Lets say I have a sitemap.xml file with this data:

<url>
<loc>http://domain.com/pag1</loc>
<lastmod>2012-08-25</lastmod>
<changefreq>weekly</changefreq>
<priority>0.9</priority>
</url>
<url>
<loc>http://domain.com/pag2</loc>
<lastmod>2012-08-25</lastmod>
<changefreq>weekly</changefreq>
<priority>0.9</priority>
</url>
<url>
<loc>http://domain.com/pag3</loc>
<lastmod>2012-08-25</lastmod>
<changefreq>weekly</changefreq>
<priority>0.9</priority>
</url>

I want to extract all the locations from it (data between <loc> and </loc>).

Sample output be like:

http://domain.com/pag1
http://domain.com/pag2
http://domain.com/pag3

How to do this?

6 Answers6

9

If you're on a Linux box or something with the grep tool, you can just run:

grep -Po 'http(s?)://[^ \"()\<>]*' sitemap.xml

bobmagoo
  • 844
2

You can use python script here

This script get any links started with http

import re

f = open('sitemap.xml','r')
res = f.readlines()
for d in res:
    data = re.findall('>(http:\/\/.+)<',d)
    for i in data:
        print i

And in your case next script find all data wraped in tags

import re

f = open('sitemap.xml','r')
res = f.readlines()
for d in res:
    data = re.findall('<loc>(http:\/\/.+)<\/loc>',d)
    for i in data:
        print i

Here nice tool to play with regexp if you not familiar with it.

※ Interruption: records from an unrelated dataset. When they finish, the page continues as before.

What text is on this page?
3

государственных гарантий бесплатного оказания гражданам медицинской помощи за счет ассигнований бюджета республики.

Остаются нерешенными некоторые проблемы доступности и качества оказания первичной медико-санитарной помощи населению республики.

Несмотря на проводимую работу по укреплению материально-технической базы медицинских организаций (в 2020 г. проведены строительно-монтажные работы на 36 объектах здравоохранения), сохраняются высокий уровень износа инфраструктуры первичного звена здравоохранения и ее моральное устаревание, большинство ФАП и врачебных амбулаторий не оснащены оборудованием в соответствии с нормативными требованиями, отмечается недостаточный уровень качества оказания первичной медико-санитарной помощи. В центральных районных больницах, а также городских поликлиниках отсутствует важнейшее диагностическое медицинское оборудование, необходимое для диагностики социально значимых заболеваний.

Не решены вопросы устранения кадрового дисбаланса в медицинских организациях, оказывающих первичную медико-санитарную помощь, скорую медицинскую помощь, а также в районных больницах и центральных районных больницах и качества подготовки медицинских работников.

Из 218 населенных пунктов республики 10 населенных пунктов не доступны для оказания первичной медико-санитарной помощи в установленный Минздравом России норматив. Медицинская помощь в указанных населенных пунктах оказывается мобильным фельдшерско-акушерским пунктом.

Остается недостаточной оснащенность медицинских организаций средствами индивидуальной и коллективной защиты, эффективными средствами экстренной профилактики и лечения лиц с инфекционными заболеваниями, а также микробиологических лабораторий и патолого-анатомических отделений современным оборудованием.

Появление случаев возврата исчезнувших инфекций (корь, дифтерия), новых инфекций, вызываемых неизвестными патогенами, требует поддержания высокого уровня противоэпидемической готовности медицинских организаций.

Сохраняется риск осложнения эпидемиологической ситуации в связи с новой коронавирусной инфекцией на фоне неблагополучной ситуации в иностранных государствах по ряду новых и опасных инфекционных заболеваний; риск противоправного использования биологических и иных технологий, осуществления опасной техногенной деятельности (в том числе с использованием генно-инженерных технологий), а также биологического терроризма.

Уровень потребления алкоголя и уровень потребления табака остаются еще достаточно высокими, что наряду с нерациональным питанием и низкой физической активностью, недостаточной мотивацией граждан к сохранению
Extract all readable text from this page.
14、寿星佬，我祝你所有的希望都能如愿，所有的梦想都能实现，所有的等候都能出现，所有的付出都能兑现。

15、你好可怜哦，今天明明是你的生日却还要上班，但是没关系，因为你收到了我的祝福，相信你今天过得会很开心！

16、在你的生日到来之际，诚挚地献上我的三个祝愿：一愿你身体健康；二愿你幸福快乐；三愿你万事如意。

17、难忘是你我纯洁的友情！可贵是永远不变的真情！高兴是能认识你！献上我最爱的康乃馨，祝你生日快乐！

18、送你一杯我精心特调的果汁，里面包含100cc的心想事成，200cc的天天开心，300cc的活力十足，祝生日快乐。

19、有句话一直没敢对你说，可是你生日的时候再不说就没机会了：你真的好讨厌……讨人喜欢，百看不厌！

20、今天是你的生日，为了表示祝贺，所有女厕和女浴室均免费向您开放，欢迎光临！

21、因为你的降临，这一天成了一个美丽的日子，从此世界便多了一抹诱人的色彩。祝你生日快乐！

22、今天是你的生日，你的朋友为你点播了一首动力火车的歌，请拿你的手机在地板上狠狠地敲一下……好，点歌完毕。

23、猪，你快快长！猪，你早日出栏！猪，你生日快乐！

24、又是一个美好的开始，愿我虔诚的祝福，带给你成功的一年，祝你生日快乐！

if you need to load remote file you can use next code

import urllib2 as ur
import re

f = ur.urlopen(u'http://server.com/sitemap.xml')
res = f.readlines()
for d in res:
  data = re.findall('<loc>(http:\/\/.+)<\/loc>',d)
  for i in data:
    print i
2

This could be accomplished by a single sed command, which seems to be more solid than the grep solution:

sed '/<loc>/!d; s/[[:space:]]*<loc>\(.*\)<\/loc>/\1/' inputfile > outputfile

(found at: linuxquestions.org)

LarS
  • 245
1

Using XSLT, you can render it out with XPath

/url/loc
Siva Charan
  • 4,959
0

The XSLT solution:

<?xml version="1.0" encoding="UTF-8"?>
<xsl:stylesheet version="1.0"
    xmlns:xsl="http://www.w3.org/1999/XSL/Transform"
    xmlns:s="http://www.sitemaps.org/schemas/sitemap/0.9">

  <xsl:output method="text" />

  <xsl:template match="s:url">
    <xsl:value-of select="s:loc" />
    <xsl:text>
</xsl:text>
  </xsl:template>

</xsl:stylesheet>
Jan Tomka
  • 101
0

You can open your sitemap.xml file in Notepad++.

Then in the menu Search → Replace (CTRL+H) specify:

Find what: </loc>.*?<loc>

Replace with: \r\n

Set Search mode to Regular Expression

and then click Replace All button.

Additionally you can sort the links via the Menu Edit → Line Operations → Sort Lines in Ascending Order

Stano
  • 151
  • 3